As contradições russas não terminam por aí, e se estendem também àqueles cristãos ortodoxos que creem estar defendendo a “Santa Tradição” ao aderirem ao discurso de negação da nacionalidade ucraniana como independente da russa. E isso inclui Dugin e muitos duginistas, como também o uso estapafúrdio que Putin tem feito da religião como fator de legitimação de suas pretensões imperialistas.

É que tanto o nacionalismo russo quanto a Rússia Imperial do século XIX são frutos de esforços modernizantes — leia-se, europeizantes e ocidentalizantes — que remontam ao Reinado de Pedro I (admirado por Putin). Longe de defender a Santa Tradição Ortodoxa, se abraçam a um status quo que representava uma ruptura com a doutrina de Sinfonia do Poderes e com o sentido mais profundo da Santa Rus’, dominante dos séculos XV ao XVII. Foi Pedro I quem assumiu o título de Imperador — descartando e relativizando intencionalmente o de Czar, que tem um significado distinto e explicitamente religioso — e passou a chamar a Moscóvia de Império Russo. Seu objetivo era imitar o Despotismo Iluminista Ocidental. Foi ele também que acabou com o Patriarcado de Moscou e impôs limites severos à atuação da Igreja e dos Mosteiros.

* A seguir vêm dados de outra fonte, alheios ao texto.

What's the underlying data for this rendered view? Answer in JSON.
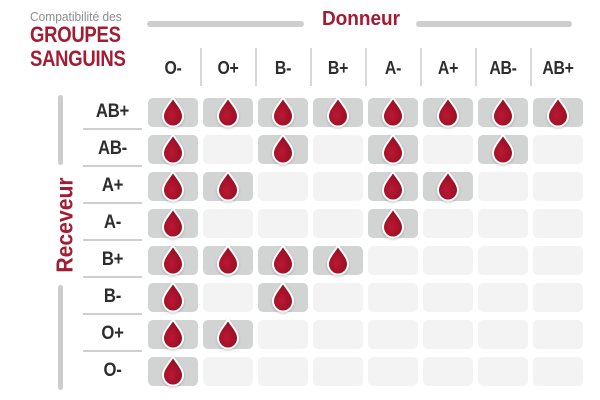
{
  "title": {
    "eyebrow": "Compatibilité des",
    "line1": "GROUPES",
    "line2": "SANGUINS"
  },
  "axes": {
    "donor_label": "Donneur",
    "receiver_label": "Receveur"
  },
  "colors": {
    "accent_red": "#a31c33",
    "drop_red": "#a31127",
    "cell_filled": "#d2d3d3",
    "cell_empty": "#f3f3f3",
    "axis_bar_gray": "#cdcdcd",
    "eyebrow_gray": "#8d8d8d",
    "label_dark": "#2d2d2d"
  },
  "icons": {
    "compatible": "blood-drop-icon"
  },
  "chart_data": {
    "type": "heatmap",
    "title": "Compatibilité des GROUPES SANGUINS",
    "x_axis_title": "Donneur",
    "y_axis_title": "Receveur",
    "columns": [
      "O-",
      "O+",
      "B-",
      "B+",
      "A-",
      "A+",
      "AB-",
      "AB+"
    ],
    "rows": [
      "AB+",
      "AB-",
      "A+",
      "A-",
      "B+",
      "B-",
      "O+",
      "O-"
    ],
    "matrix": [
      [
        1,
        1,
        1,
        1,
        1,
        1,
        1,
        1
      ],
      [
        1,
        0,
        1,
        0,
        1,
        0,
        1,
        0
      ],
      [
        1,
        1,
        0,
        0,
        1,
        1,
        0,
        0
      ],
      [
        1,
        0,
        0,
        0,
        1,
        0,
        0,
        0
      ],
      [
        1,
        1,
        1,
        1,
        0,
        0,
        0,
        0
      ],
      [
        1,
        0,
        1,
        0,
        0,
        0,
        0,
        0
      ],
      [
        1,
        1,
        0,
        0,
        0,
        0,
        0,
        0
      ],
      [
        1,
        0,
        0,
        0,
        0,
        0,
        0,
        0
      ]
    ],
    "compatible_donors_by_receiver": {
      "AB+": [
        "O-",
        "O+",
        "B-",
        "B+",
        "A-",
        "A+",
        "AB-",
        "AB+"
      ],
      "AB-": [
        "O-",
        "B-",
        "A-",
        "AB-"
      ],
      "A+": [
        "O-",
        "O+",
        "A-",
        "A+"
      ],
      "A-": [
        "O-",
        "A-"
      ],
      "B+": [
        "O-",
        "O+",
        "B-",
        "B+"
      ],
      "B-": [
        "O-",
        "B-"
      ],
      "O+": [
        "O-",
        "O+"
      ],
      "O-": [
        "O-"
      ]
    },
    "cell_marker": "blood-drop"
  }
}
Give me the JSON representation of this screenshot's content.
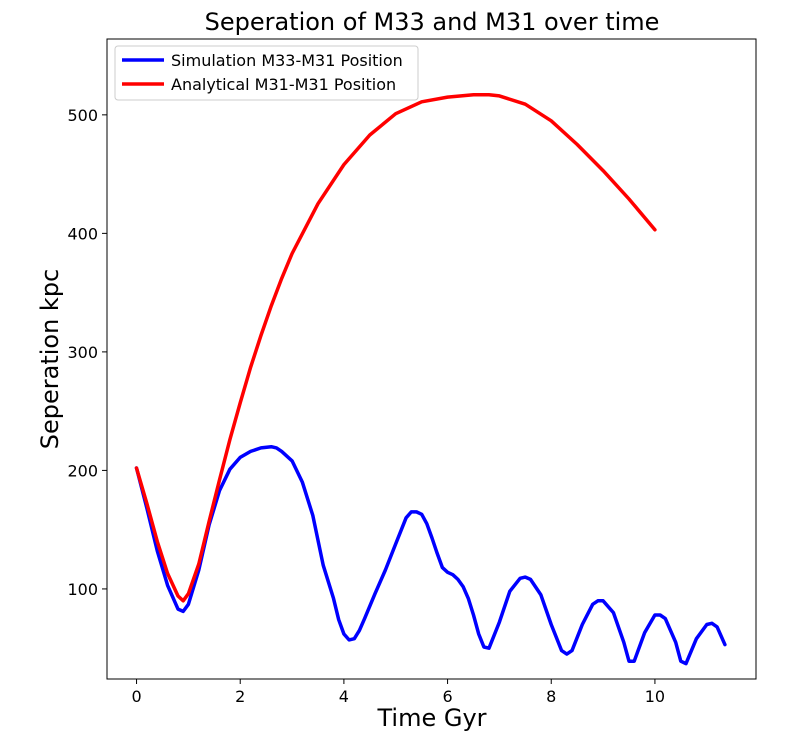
{
  "chart_data": {
    "type": "line",
    "title": "Seperation of M33 and M31 over time",
    "xlabel": "Time Gyr",
    "ylabel": "Seperation kpc",
    "xlim": [
      -0.57,
      11.95
    ],
    "ylim": [
      24,
      564
    ],
    "xticks": [
      0,
      2,
      4,
      6,
      8,
      10
    ],
    "yticks": [
      100,
      200,
      300,
      400,
      500
    ],
    "grid": false,
    "legend_position": "top-left",
    "series": [
      {
        "name": "Simulation M33-M31 Position",
        "color": "#0000ff",
        "x": [
          0,
          0.2,
          0.4,
          0.6,
          0.8,
          0.9,
          1.0,
          1.2,
          1.4,
          1.6,
          1.8,
          2.0,
          2.2,
          2.4,
          2.6,
          2.7,
          2.8,
          3.0,
          3.2,
          3.4,
          3.6,
          3.8,
          3.9,
          4.0,
          4.1,
          4.2,
          4.3,
          4.4,
          4.6,
          4.8,
          5.0,
          5.2,
          5.3,
          5.4,
          5.5,
          5.6,
          5.7,
          5.8,
          5.9,
          6.0,
          6.1,
          6.2,
          6.3,
          6.4,
          6.5,
          6.6,
          6.7,
          6.8,
          7.0,
          7.2,
          7.4,
          7.5,
          7.6,
          7.8,
          8.0,
          8.2,
          8.3,
          8.4,
          8.6,
          8.8,
          8.9,
          9.0,
          9.2,
          9.4,
          9.5,
          9.6,
          9.8,
          10.0,
          10.1,
          10.2,
          10.4,
          10.5,
          10.6,
          10.8,
          11.0,
          11.1,
          11.2,
          11.35
        ],
        "y": [
          202,
          168,
          132,
          103,
          83,
          81,
          87,
          116,
          154,
          183,
          201,
          211,
          216,
          219,
          220,
          219,
          216,
          208,
          190,
          162,
          120,
          92,
          74,
          62,
          57,
          58,
          65,
          75,
          96,
          116,
          138,
          160,
          165,
          165,
          163,
          155,
          143,
          130,
          118,
          114,
          112,
          108,
          102,
          92,
          78,
          62,
          51,
          50,
          72,
          98,
          109,
          110,
          108,
          95,
          70,
          48,
          45,
          48,
          70,
          87,
          90,
          90,
          80,
          55,
          39,
          39,
          63,
          78,
          78,
          75,
          55,
          39,
          37,
          58,
          70,
          71,
          68,
          53
        ]
      },
      {
        "name": "Analytical M31-M31 Position",
        "color": "#ff0000",
        "x": [
          0,
          0.2,
          0.4,
          0.6,
          0.8,
          0.9,
          1.0,
          1.2,
          1.4,
          1.6,
          1.8,
          2.0,
          2.2,
          2.4,
          2.6,
          2.8,
          3.0,
          3.5,
          4.0,
          4.5,
          5.0,
          5.5,
          6.0,
          6.5,
          6.8,
          7.0,
          7.5,
          8.0,
          8.5,
          9.0,
          9.5,
          10.0
        ],
        "y": [
          202,
          172,
          140,
          113,
          94,
          90,
          96,
          121,
          157,
          192,
          226,
          257,
          287,
          314,
          339,
          362,
          383,
          425,
          458,
          483,
          501,
          511,
          515,
          517,
          517,
          516,
          509,
          495,
          475,
          453,
          429,
          403
        ]
      }
    ]
  }
}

Pedro I e seus sucessores eram tão fanáticos pela modernização que impuseram à Nobreza vestimentas similares a das dinastias europeias. Como bem disse Lorena Miranda Cutlak: “Após viajar pela Europa e se aconselhar com suas figuras mais eminentes, [Pedro I] construiu São Petersburgo como “uma janela para o Ocidente”, uma cidade planejada, moderna e racional, oposta à antiquada e caótica Moscou, e mandou cortar as barbas aos nobres, que agora deviam trajar-se à europeia, entre inúmeras outras medidas no mesmo sentido, abrindo o país para o influxo desde então incontido de cultura ocidental. O resultado imediato das reformas petrinas foi a criação de uma elite europeizada, cujos costumes passaram a contrastar fortemente com aqueles que caracterizavam a massa da população, composta por servos camponeses. Em médio prazo – isto é, em meados do século XIX –, tal cisão cultural era a manifestação concreta da crise de identidade da qual padecia todo e qualquer intelectual russo de então; quanto mais educados, quanto mais “europeizados”, mais urgentes pareciam a esses homens a questão nacional e a busca pela distinção do que seria o caráter russo.”

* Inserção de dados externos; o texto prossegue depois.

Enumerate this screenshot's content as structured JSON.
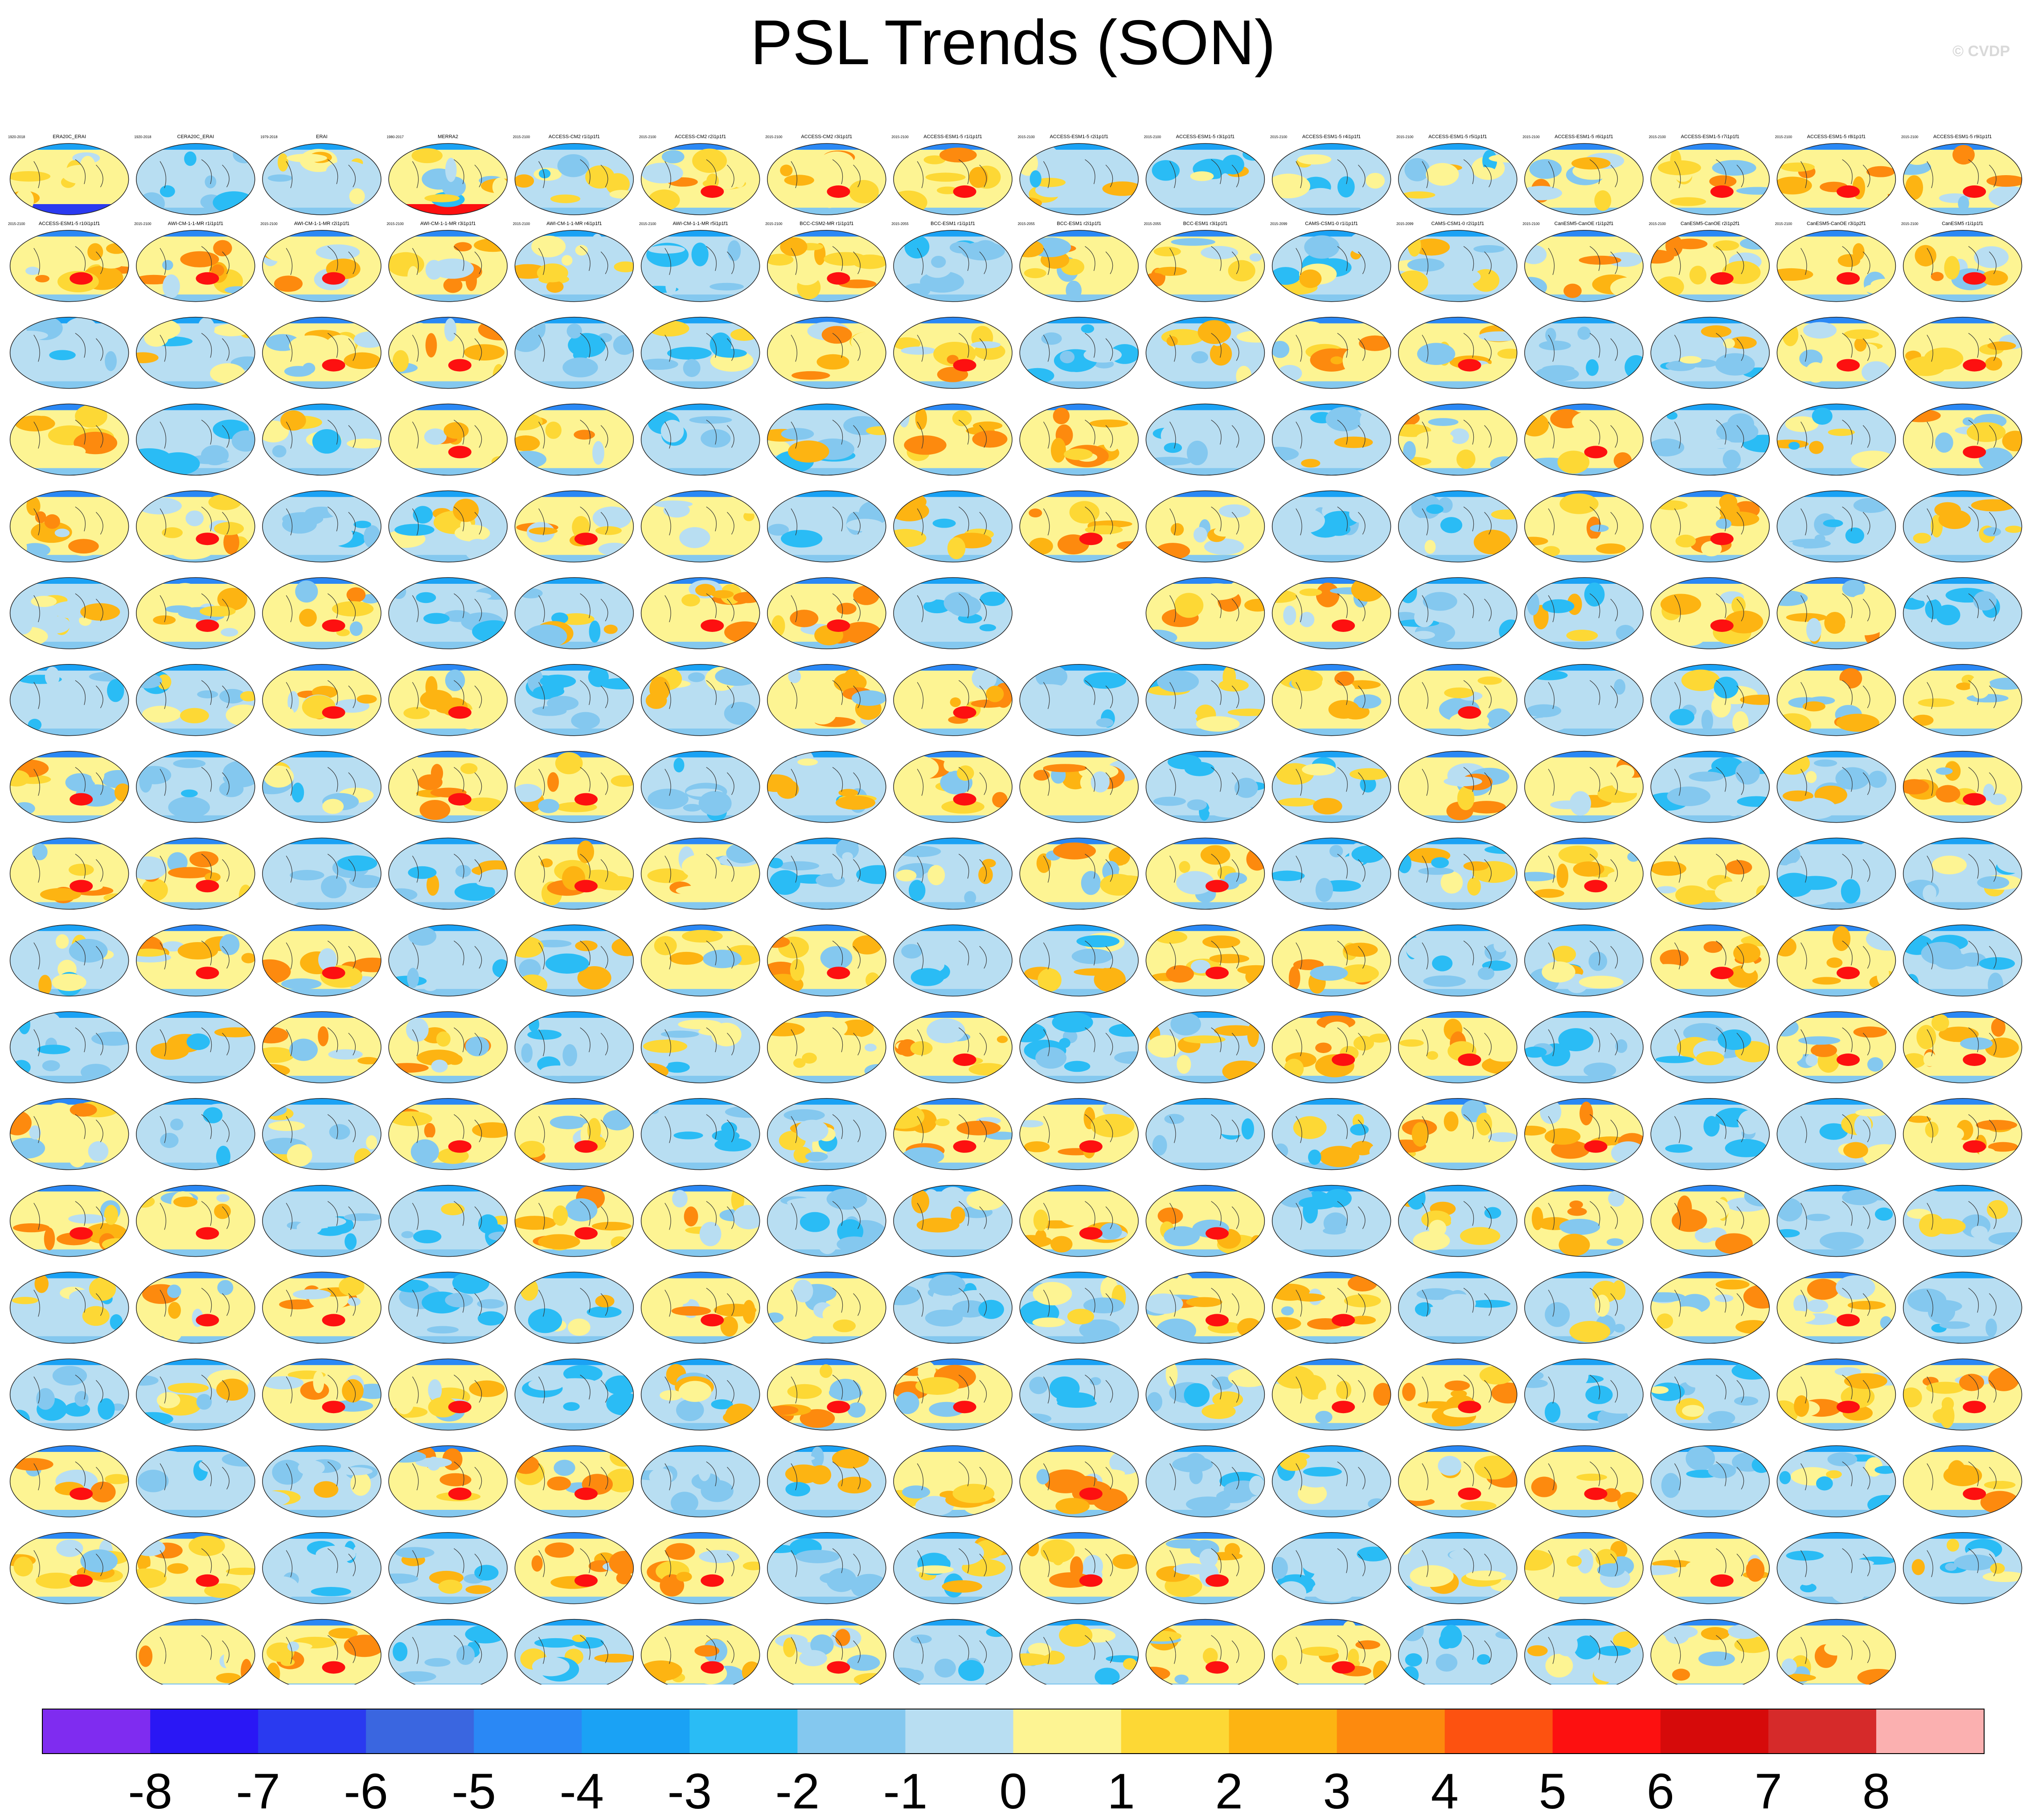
{
  "title": "PSL Trends (SON)",
  "credit": "© CVDP",
  "chart_data": {
    "type": "heatmap",
    "title": "PSL Trends (SON)",
    "description_units": "hPa 40yr⁻¹",
    "colorbar": {
      "ticks": [
        "-8",
        "-7",
        "-6",
        "-5",
        "-4",
        "-3",
        "-2",
        "-1",
        "0",
        "1",
        "2",
        "3",
        "4",
        "5",
        "6",
        "7",
        "8"
      ],
      "colors": [
        "#7f2cf0",
        "#2a17f5",
        "#2a3af0",
        "#3a66e0",
        "#2a88f5",
        "#1aa2f5",
        "#2abcf5",
        "#84c8ef",
        "#b8def2",
        "#fdf493",
        "#fdd835",
        "#fdb412",
        "#fd8a0e",
        "#fd5210",
        "#fd1010",
        "#d60a0a",
        "#d62a2a",
        "#fbb0b0"
      ]
    },
    "layout": {
      "rows": 18,
      "cols": 16,
      "empty_slots": [
        [
          5,
          8
        ],
        [
          17,
          0
        ],
        [
          17,
          15
        ]
      ]
    },
    "panels": [
      {
        "title": "ERA20C_ERAI",
        "period": "1920-2018",
        "pattern": "south-low"
      },
      {
        "title": "CERA20C_ERAI",
        "period": "1920-2018",
        "pattern": "blue"
      },
      {
        "title": "ERAI",
        "period": "1979-2018",
        "pattern": "mixed"
      },
      {
        "title": "MERRA2",
        "period": "1980-2017",
        "pattern": "red-rim"
      },
      {
        "title": "ACCESS-CM2 r1i1p1f1",
        "period": "2015-2100",
        "pattern": "mixed"
      },
      {
        "title": "ACCESS-CM2 r2i1p1f1",
        "period": "2015-2100",
        "pattern": "warm"
      },
      {
        "title": "ACCESS-CM2 r3i1p1f1",
        "period": "2015-2100",
        "pattern": "warm"
      },
      {
        "title": "ACCESS-ESM1-5 r1i1p1f1",
        "period": "2015-2100",
        "pattern": "warm"
      },
      {
        "title": "ACCESS-ESM1-5 r2i1p1f1",
        "period": "2015-2100",
        "pattern": "mixed"
      },
      {
        "title": "ACCESS-ESM1-5 r3i1p1f1",
        "period": "2015-2100",
        "pattern": "mixed"
      },
      {
        "title": "ACCESS-ESM1-5 r4i1p1f1",
        "period": "2015-2100",
        "pattern": "mixed"
      },
      {
        "title": "ACCESS-ESM1-5 r5i1p1f1",
        "period": "2015-2100",
        "pattern": "mixed"
      },
      {
        "title": "ACCESS-ESM1-5 r6i1p1f1",
        "period": "2015-2100",
        "pattern": "warm"
      },
      {
        "title": "ACCESS-ESM1-5 r7i1p1f1",
        "period": "2015-2100",
        "pattern": "warm"
      },
      {
        "title": "ACCESS-ESM1-5 r8i1p1f1",
        "period": "2015-2100",
        "pattern": "warm"
      },
      {
        "title": "ACCESS-ESM1-5 r9i1p1f1",
        "period": "2015-2100",
        "pattern": "warm"
      },
      {
        "title": "ACCESS-ESM1-5 r10i1p1f1",
        "period": "2015-2100",
        "pattern": "warm"
      },
      {
        "title": "AWI-CM-1-1-MR r1i1p1f1",
        "period": "2015-2100",
        "pattern": "warm"
      },
      {
        "title": "AWI-CM-1-1-MR r2i1p1f1",
        "period": "2015-2100",
        "pattern": "warm"
      },
      {
        "title": "AWI-CM-1-1-MR r3i1p1f1",
        "period": "2015-2100",
        "pattern": "warm"
      },
      {
        "title": "AWI-CM-1-1-MR r4i1p1f1",
        "period": "2015-2100",
        "pattern": "mixed"
      },
      {
        "title": "AWI-CM-1-1-MR r5i1p1f1",
        "period": "2015-2100",
        "pattern": "blue"
      },
      {
        "title": "BCC-CSM2-MR r1i1p1f1",
        "period": "2015-2100",
        "pattern": "warm"
      },
      {
        "title": "BCC-ESM1 r1i1p1f1",
        "period": "2015-2055",
        "pattern": "blue"
      },
      {
        "title": "BCC-ESM1 r2i1p1f1",
        "period": "2015-2055",
        "pattern": "warm"
      },
      {
        "title": "BCC-ESM1 r3i1p1f1",
        "period": "2015-2055",
        "pattern": "warm"
      },
      {
        "title": "CAMS-CSM1-0 r1i1p1f1",
        "period": "2015-2099",
        "pattern": "mixed"
      },
      {
        "title": "CAMS-CSM1-0 r2i1p1f1",
        "period": "2015-2099",
        "pattern": "mixed"
      },
      {
        "title": "CanESM5-CanOE r1i1p2f1",
        "period": "2015-2100",
        "pattern": "warm"
      },
      {
        "title": "CanESM5-CanOE r2i1p2f1",
        "period": "2015-2100",
        "pattern": "warm"
      },
      {
        "title": "CanESM5-CanOE r3i1p2f1",
        "period": "2015-2100",
        "pattern": "warm"
      },
      {
        "title": "CanESM5 r1i1p1f1",
        "period": "2015-2100",
        "pattern": "warm"
      }
    ],
    "remaining_panels_note": ""
  }
}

Evidente que o cisma provocado na Igreja Ortodoxa pelos nacionalistas ucranianos é abjeto para um cristão-ortodoxo, mas não pelos motivos brandidos por Putin, a saber, não pela suposta inexistência da Ucrânia; muito menos pelas motivações de Dugin, que na ânsia de defender a Tradição, se apega a um modelo imperial e nacionalista que nasceu de braços dados com o Iluminismo, e que é uma das influências mais óbvias e determinantes do Ocidente, primeiro na elite política, depois em toda a sociedade russa.

As contradições e ironias no discurso atual da Rússia estão no terreno nefasto da paródia. É uma paródia de Tradição, manipulada com objetivos políticos. É tradicionalismo no pior sentido do termo, tal como o concebia René Guénon, o de “falsificação de todas as coisas”, ou ainda: “Todo aquele que afirma ser ‘tradicionalista’ normalmente afirma ser ‘antimoderno’, mas pode ser que, sem percebê-lo, seja ele próprio afetado pelas ideias modernas sob uma forma que, embora mais atenuada (e por isso mesmo mais difícil de discernir), corresponde mesmo assim a uma ou outra etapa percorrida por essas ideias no decurso de seu desenvolvimento”.